Nun hatte ich schon seit acht Tagen ein Telegramm von England in der Tasche, unverzüglich nach Kamelakbar zu gehen und die Abmessungen gewisser Maschinen, die ich dort finden werde, nach Leeds zu telegraphieren. Das ist eine andre lange Geschichte, die ich erst in Leeds ganz verstehen werde. Kaufmännische Spitzbubereien sind nicht lustig, wenn man sie nicht selbst begeht, und dann kaum, und die daraus erwachsenden Verwicklungen nicht des Erzählens wert. Bis zurzeit war ich nicht imstand gewesen, der geheimnisvollen Weisung Folge zu leisten, denn Kamelakbar liegt am andern Ende des Deltas.
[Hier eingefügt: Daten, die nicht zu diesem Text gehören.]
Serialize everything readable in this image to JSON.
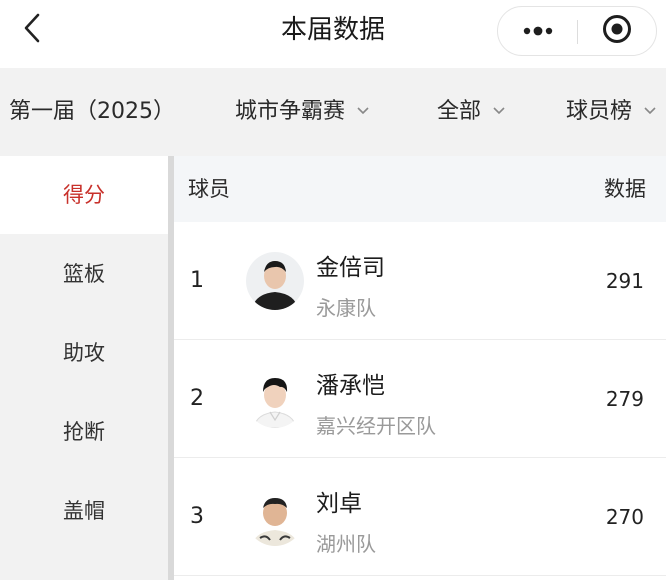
{
  "header": {
    "title": "本届数据",
    "back_icon": "chevron-left-icon",
    "more_icon": "more-dots-icon",
    "close_icon": "target-circle-icon"
  },
  "filters": {
    "season": "第一届（2025）",
    "competition": "城市争霸赛",
    "scope": "全部",
    "board": "球员榜"
  },
  "sidebar": {
    "items": [
      {
        "label": "得分",
        "active": true
      },
      {
        "label": "篮板",
        "active": false
      },
      {
        "label": "助攻",
        "active": false
      },
      {
        "label": "抢断",
        "active": false
      },
      {
        "label": "盖帽",
        "active": false
      }
    ]
  },
  "table": {
    "col_player": "球员",
    "col_data": "数据",
    "rows": [
      {
        "rank": "1",
        "name": "金倍司",
        "team": "永康队",
        "value": "291"
      },
      {
        "rank": "2",
        "name": "潘承恺",
        "team": "嘉兴经开区队",
        "value": "279"
      },
      {
        "rank": "3",
        "name": "刘卓",
        "team": "湖州队",
        "value": "270"
      }
    ]
  },
  "colors": {
    "accent": "#c8312b",
    "sidebar_bg": "#f2f2f2",
    "header_row_bg": "#f4f6f8",
    "muted_text": "#9a9a9a"
  }
}
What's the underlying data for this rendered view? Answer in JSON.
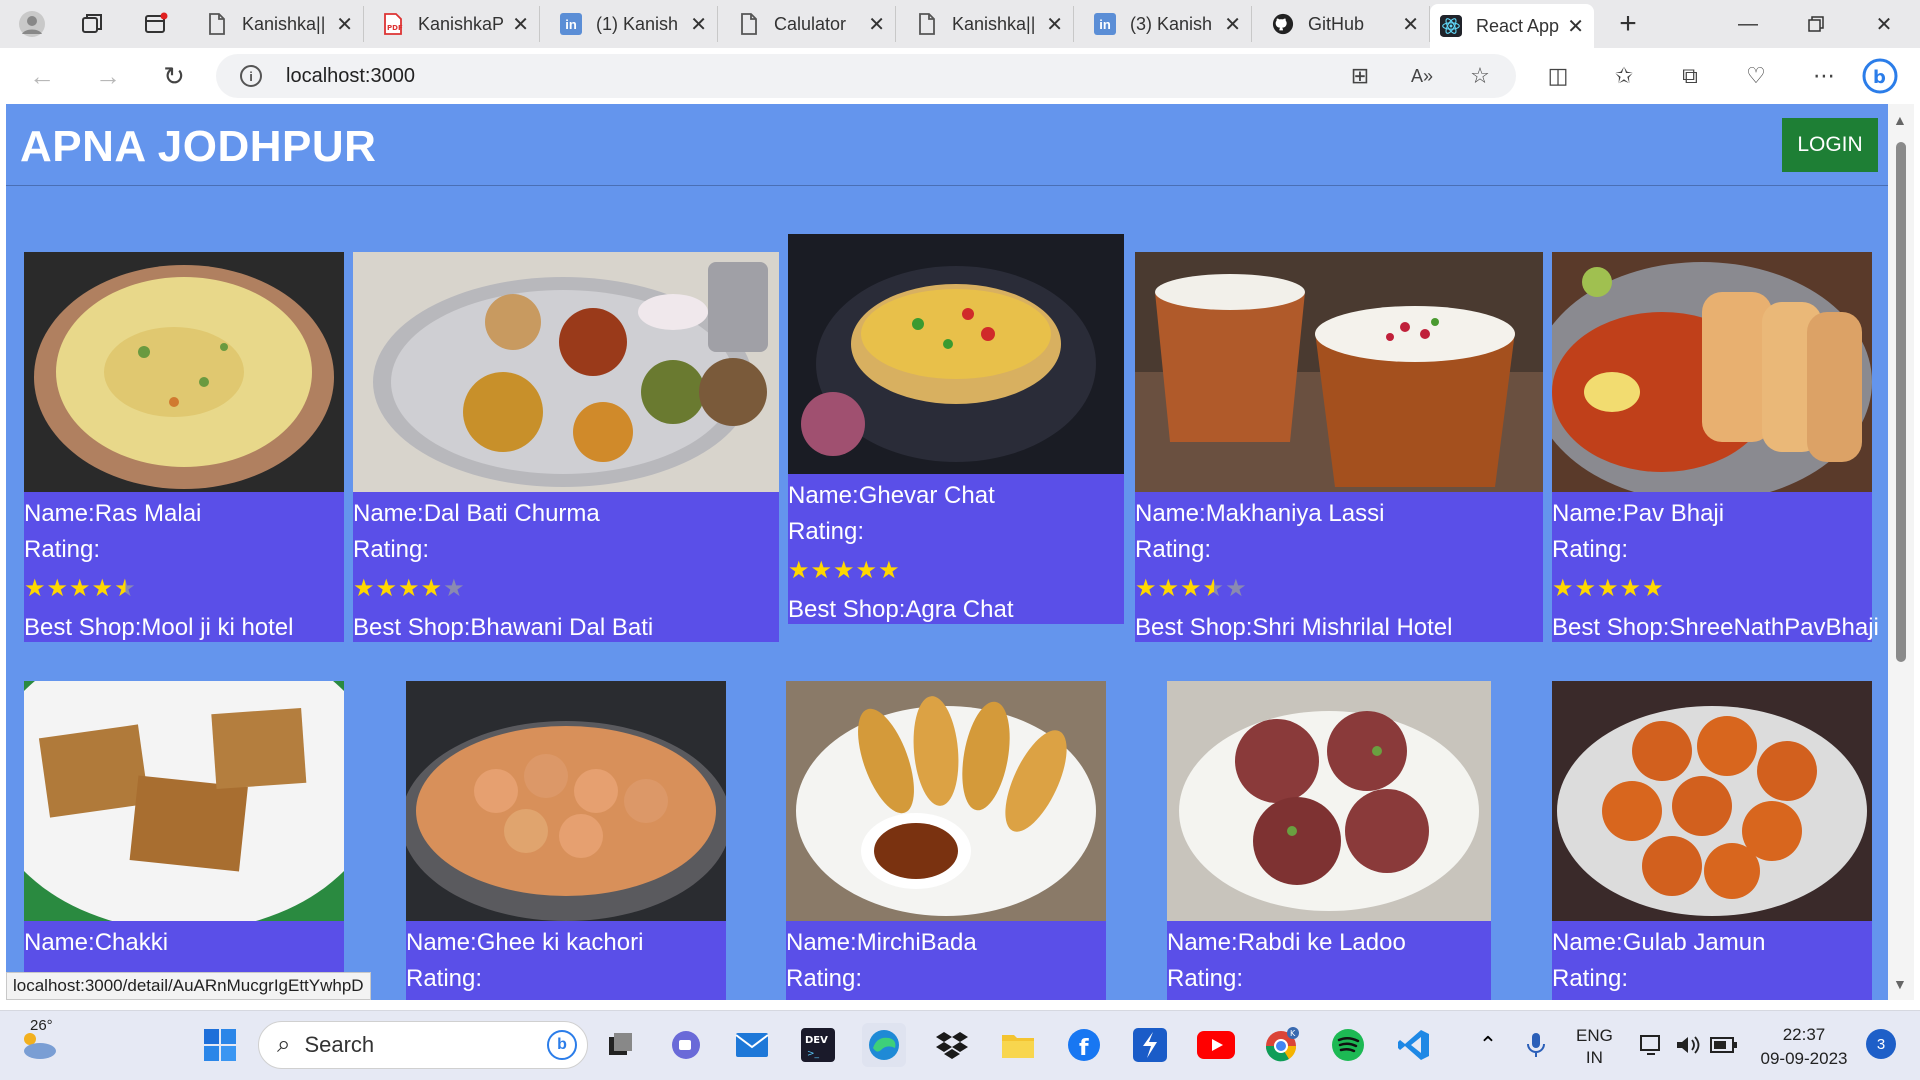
{
  "browser": {
    "tabs": [
      {
        "title": "Kanishka||",
        "icon": "document-icon"
      },
      {
        "title": "KanishkaP",
        "icon": "pdf-icon"
      },
      {
        "title": "(1) Kanish",
        "icon": "linkedin-icon"
      },
      {
        "title": "Calulator",
        "icon": "document-icon"
      },
      {
        "title": "Kanishka||",
        "icon": "document-icon"
      },
      {
        "title": "(3) Kanish",
        "icon": "linkedin-icon"
      },
      {
        "title": "GitHub",
        "icon": "github-icon"
      },
      {
        "title": "React App",
        "icon": "react-icon"
      }
    ],
    "address": "localhost:3000"
  },
  "page": {
    "brand": "APNA JODHPUR",
    "login_label": "LOGIN",
    "labels": {
      "name": "Name:",
      "rating": "Rating:",
      "best_shop": "Best Shop:"
    },
    "cards": [
      {
        "name": "Ras Malai",
        "rating": 4.5,
        "shop": "Mool ji ki hotel"
      },
      {
        "name": "Dal Bati Churma",
        "rating": 4,
        "shop": "Bhawani Dal Bati"
      },
      {
        "name": "Ghevar Chat",
        "rating": 5,
        "shop": "Agra Chat"
      },
      {
        "name": "Makhaniya Lassi",
        "rating": 3.5,
        "shop": "Shri Mishrilal Hotel"
      },
      {
        "name": "Pav Bhaji",
        "rating": 5,
        "shop": "ShreeNathPavBhaji"
      },
      {
        "name": "Chakki"
      },
      {
        "name": "Ghee ki kachori"
      },
      {
        "name": "MirchiBada"
      },
      {
        "name": "Rabdi ke Ladoo"
      },
      {
        "name": "Gulab Jamun"
      }
    ],
    "status_url": "localhost:3000/detail/AuARnMucgrIgEttYwhpD"
  },
  "taskbar": {
    "weather_temp": "26°",
    "search_placeholder": "Search",
    "lang_line1": "ENG",
    "lang_line2": "IN",
    "time": "22:37",
    "date": "09-09-2023",
    "notification_count": "3"
  }
}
Es ist der Mittelpunkt der landwirtschaftlichen Wirksamkeit einer jungen französischen Gesellschaft, der Société agricole du Delta du Nil. Jetzt aber eilte ich nach Alexandrien, wo ich unsre Agenten in großer Freude über die Erfolge in Zifta fand, welche sie bereits in klassisches Arabisch übersetzt hatten und gedruckt über das ganze Land verbreiteten.

Doch auf diese Weise komme ich nicht aus Ägypten hinaus. Da wäre, zwei Tage später, von einem originellen Pascha zu erzählen, der ein Schaf auf dem Gipfel eines Schornsteins schlachten ließ. Dann käme die Überfahrt und der Frühling in Italien und in der Provence an die Reihe; dann das übliche Sudelwetter in England, und, soweit ich schon hier bemerke, allerhand Verstimmungen mit und in Leeds, die mich nichts angehen. Damit endlich wäre wieder eins meiner ägyptischen Kapitel geschlossen.